Unitarian Universalism actually has its roots in Unitarianism – denial of the Trinity – “principally in relation to negating the deity of Christ,” Jim Beverley, professor of Christian Thought and Ethics at Tyndale University, told the CP.
In the 1500s, theologians Michael Servetus and Faustus Socinius merged Unitarian beliefs with universalism, belief that all faiths can lead to salvation, he explained. The religion came to the United States around the 18th century, with notable UU leaders including John Murray and Joseph Priestley, and quickly rose in popularity, attracting people such as Susan B. Anthony and Ralph Waldo Emerson.
The noncommittal beliefs of the UU religion seem to attract social and scholarly figures, Miller agreed. Presidents John Adams, Thomas Jefferson and Howard Taft ascribed to a UU faith. Paul Newman, Frank Lloyd Wright and Charles Darwin were all UU followers, and recently, according to Wikipedia, notable UUs include Christopher Reeve, Kurt Vonnegut and Pete Seeger.
Unitarian Universalists claim to be compatible with Christianity, but they deny the basic tenets of Christian, pointed out Kurt Goedelman, founder of Personal Freedom Outreach, in an email to The Christian Post.
Unitarian Universalists “deny the Trinity, deny Jesus is the incarnation of God and deny there is any eternal punishment,” agreed Paul de Vries, president of New York Divinity School, in an email to the CP.

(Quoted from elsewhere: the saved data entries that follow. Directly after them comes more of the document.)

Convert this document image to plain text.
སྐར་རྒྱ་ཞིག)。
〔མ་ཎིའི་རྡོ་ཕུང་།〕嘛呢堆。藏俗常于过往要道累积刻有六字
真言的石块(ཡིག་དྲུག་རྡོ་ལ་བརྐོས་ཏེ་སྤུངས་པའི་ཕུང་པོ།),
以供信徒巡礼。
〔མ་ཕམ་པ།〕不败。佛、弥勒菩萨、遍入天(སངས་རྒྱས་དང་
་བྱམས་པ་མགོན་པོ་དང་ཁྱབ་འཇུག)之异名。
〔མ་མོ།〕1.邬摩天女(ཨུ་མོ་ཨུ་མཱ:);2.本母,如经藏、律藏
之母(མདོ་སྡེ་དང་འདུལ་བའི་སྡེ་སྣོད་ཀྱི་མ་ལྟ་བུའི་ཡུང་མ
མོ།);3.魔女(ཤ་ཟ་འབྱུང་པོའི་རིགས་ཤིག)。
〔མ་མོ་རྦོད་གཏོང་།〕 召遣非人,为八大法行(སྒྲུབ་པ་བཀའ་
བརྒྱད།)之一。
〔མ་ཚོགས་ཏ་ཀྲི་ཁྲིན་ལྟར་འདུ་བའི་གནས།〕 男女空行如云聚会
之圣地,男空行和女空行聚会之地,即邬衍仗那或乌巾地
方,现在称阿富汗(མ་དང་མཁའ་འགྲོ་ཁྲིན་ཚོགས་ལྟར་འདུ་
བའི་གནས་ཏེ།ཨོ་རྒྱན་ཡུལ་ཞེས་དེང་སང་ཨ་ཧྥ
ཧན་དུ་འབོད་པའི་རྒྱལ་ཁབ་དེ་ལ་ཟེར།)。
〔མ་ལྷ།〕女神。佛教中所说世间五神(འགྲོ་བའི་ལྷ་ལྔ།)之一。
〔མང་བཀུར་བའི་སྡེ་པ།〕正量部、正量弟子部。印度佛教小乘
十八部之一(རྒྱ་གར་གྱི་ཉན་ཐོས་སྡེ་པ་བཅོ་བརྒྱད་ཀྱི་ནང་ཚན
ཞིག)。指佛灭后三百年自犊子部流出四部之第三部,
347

Branch’s apologetics website also notes that UU followers hold a works-based view of salvation.
Miller said that UU followers believe that the Bible, as a whole, is not true.
However, de Vries said “many of their concepts come from the Bible – but they pick and choose what they like.”
“They claim the Gospel writers were not honest because they were trying to make Jesus God and therefore, were untrustworthy,” agreed Miller.
And Ankerberg pointed out, “The UU view of the Bible is that it is an entirely human product, a result of the thinking of fallible and sometimes ignorant men.”
“They do not believe in any spiritualism or any deity or the hereafter,” said Miller. “They don’t believe in any supernatural,” and “They believe that there is no sin – man is naturally good but if you want to be better, you have to do it yourself,” he said.
While the UUA maintains a low profile – “they don’t go door-to-door,” Miller noted – it is attractive to many.
“It is an easy belief, with no commitment and no serious theology, and a Santa Claus god,” said de Vries, “… everyone goes to heaven anyway.”
A fitting religion for today’s culture.